As an alternative analysis, we (i) combined imams’ and burial preparers’ lists across all sites to form one list and (ii) added records obtained from teachers and senior citizens to the community leaders’ lists.
Population estimates and death rates
We previously estimated the all-age population of Yemen between 2014 and 2021, by month and sub-district (administrative level 3), using a combination of pre-crisis census, geospatial projections by WorldPop (available at 100 m2 resolution, and resulting from extensively validated predictive statistical models [26]) and displacement flow data. Details are provided in Checchi et al. [27]. However, only two sites (T2, T5) consisted of entire subdistricts. In remaining sites, researchers attempted to collect GPS coordinates of all corners of the site (e.g. road boundaries) using their phones. We overlaid these polygons, and the boundaries of the surrounding subdistricts, onto WorldPop projections for 2017 (the mid-point of the data collection period) to compute the approximate proportion of the subdistrict’s population that fell within the site.
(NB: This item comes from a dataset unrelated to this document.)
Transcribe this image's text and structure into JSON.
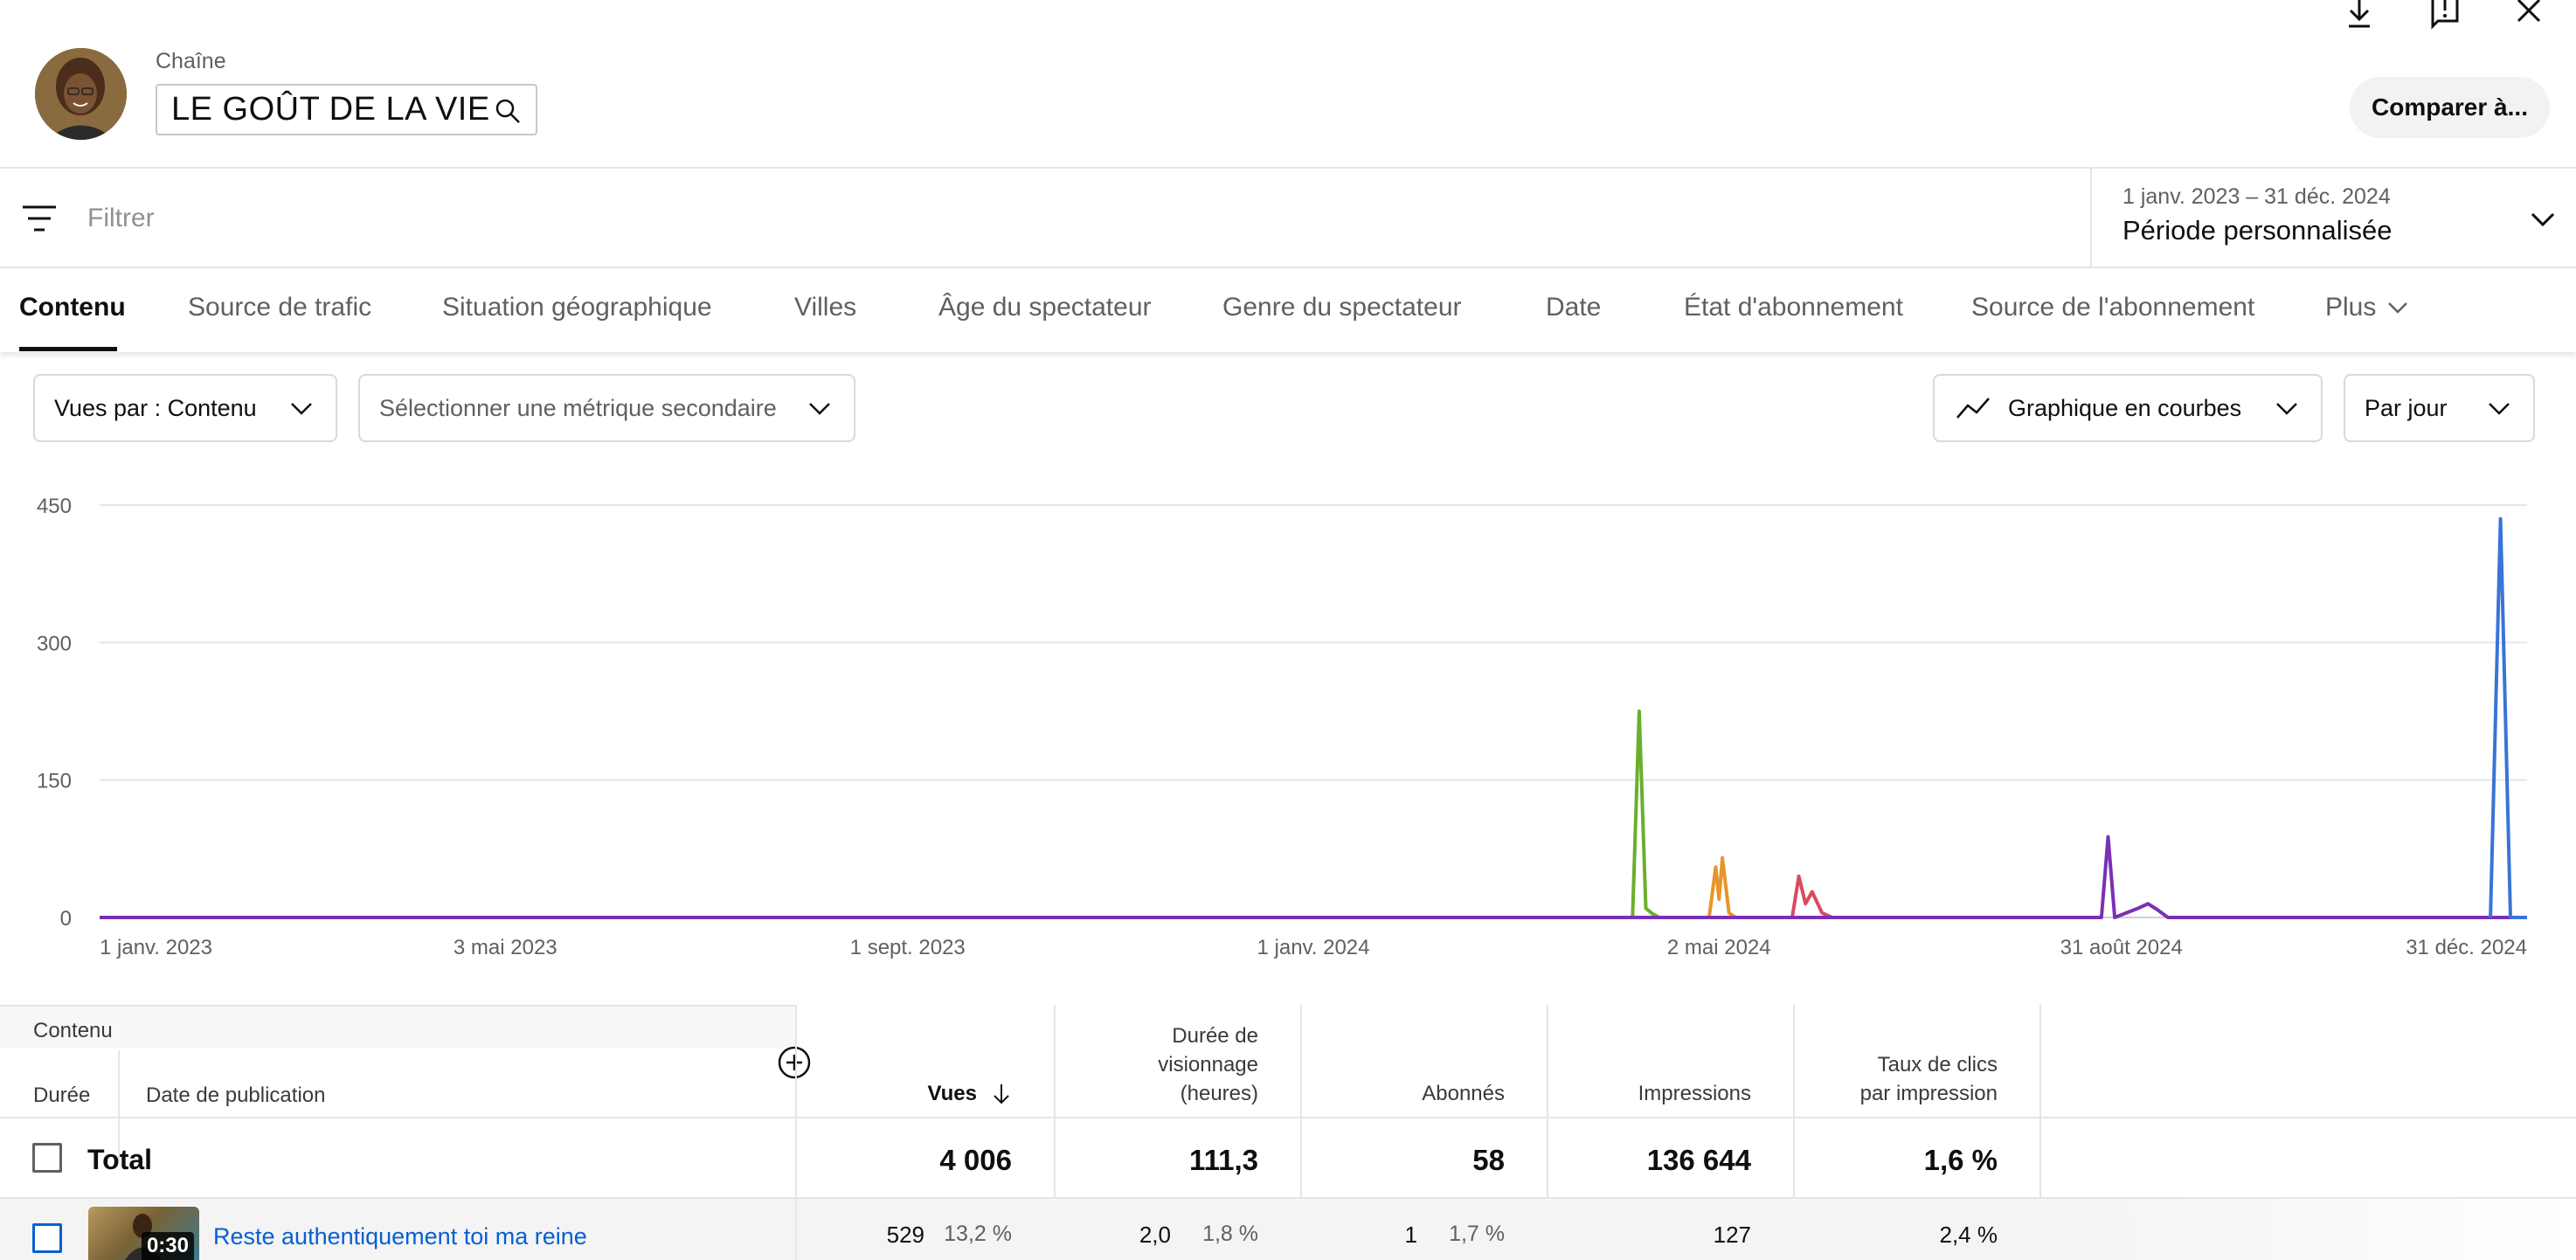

We then multiplied our subdistrict estimates by this proportion to estimate the site’s population. Site boundaries, and thus populations, were unresolved for two sites (A1, T3). We used population estimates to compute average death rates by period (pre-pandemic and pandemic). We specifically present crude death rates among people aged ≥ 15yo (CDR15 +), per all-age population: this may be thought of as an age-specific fraction of the all-age CDR.